Social isolation and life expectancy

Life expectancy moved from under 50 years to over 70 years over the course of the 20th century.  Persons born between 1946 and 1964 add up to approximately 76.4 million people who are beginning to enter the 70-year mark.  This large group of people are balancing their own needs, as many are still working, along with those of living parents and for some grandparents.  In addition, this group of older adults, due to having fewer children than previous generations, along with a higher rate of divorce, are experiencing more social isolation.

Loneliness does not appear overnight.  Over years a person may become more isolated by small degrees.  Friends and relatives die or move away, mobility slowly starts to restrict activity and sometimes problems such as incontinence, deafness and fear of falling keep people more isolated.

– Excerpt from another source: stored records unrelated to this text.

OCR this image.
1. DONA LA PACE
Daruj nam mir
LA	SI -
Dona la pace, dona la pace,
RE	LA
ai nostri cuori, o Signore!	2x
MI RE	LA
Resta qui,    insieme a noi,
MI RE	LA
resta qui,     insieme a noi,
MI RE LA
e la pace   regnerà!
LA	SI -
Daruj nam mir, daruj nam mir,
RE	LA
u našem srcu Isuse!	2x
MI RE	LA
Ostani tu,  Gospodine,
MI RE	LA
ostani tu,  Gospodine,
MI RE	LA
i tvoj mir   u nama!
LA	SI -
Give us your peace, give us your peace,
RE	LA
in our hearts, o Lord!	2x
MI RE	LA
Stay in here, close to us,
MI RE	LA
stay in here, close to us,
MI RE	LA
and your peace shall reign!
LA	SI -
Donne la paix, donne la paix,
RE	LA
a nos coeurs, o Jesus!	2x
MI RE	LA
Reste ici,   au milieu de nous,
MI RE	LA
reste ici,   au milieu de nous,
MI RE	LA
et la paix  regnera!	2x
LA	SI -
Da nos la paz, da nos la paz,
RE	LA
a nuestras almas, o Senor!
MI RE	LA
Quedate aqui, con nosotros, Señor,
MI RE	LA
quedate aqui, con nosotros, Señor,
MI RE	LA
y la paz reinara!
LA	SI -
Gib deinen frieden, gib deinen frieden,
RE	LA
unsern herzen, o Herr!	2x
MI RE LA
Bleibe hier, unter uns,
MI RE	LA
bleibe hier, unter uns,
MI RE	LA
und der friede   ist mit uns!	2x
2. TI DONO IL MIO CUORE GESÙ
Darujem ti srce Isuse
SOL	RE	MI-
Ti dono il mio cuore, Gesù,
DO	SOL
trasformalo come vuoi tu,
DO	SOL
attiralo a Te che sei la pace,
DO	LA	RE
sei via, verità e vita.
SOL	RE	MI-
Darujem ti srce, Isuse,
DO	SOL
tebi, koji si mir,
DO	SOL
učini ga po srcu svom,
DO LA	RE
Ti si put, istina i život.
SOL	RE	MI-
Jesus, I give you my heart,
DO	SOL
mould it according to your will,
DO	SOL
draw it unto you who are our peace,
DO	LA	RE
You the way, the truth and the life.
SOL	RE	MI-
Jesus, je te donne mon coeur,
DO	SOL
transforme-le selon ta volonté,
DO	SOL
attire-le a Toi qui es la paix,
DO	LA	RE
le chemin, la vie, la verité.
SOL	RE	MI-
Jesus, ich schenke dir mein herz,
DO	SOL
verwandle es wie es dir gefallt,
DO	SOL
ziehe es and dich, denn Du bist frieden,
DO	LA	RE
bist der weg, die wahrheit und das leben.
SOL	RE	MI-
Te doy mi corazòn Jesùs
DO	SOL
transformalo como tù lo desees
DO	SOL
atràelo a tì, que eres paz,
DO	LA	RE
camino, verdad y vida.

Prolonged isolation can damage the immune system, leaving people more vulnerable to infections.  It can also affect the cardiovascular system, increasing the risk of heart and circulatory problems.  Lack of social interaction has also been linked to the onset of Alzheimer’s disease.

The role of companion/homemaker care provides a level of social integration that is not always credited for its role in abating loneliness.  Social isolation has been described as the hidden killer, causing serious health problems which can have devastating consequences.  Social relationships can be more than family and friends; qualified non-medical home care service is one of the most overlooked opportunities to improve quality of life.  Studies by scholars such as Karl Pillemer and Elaine Wethington from the Department of Human Development & Sociology at Cornell University, in Ithaca, New York, are proving the importance of maintaining social connections and resources from middle age and beyond is essential as the foundation for successful aging.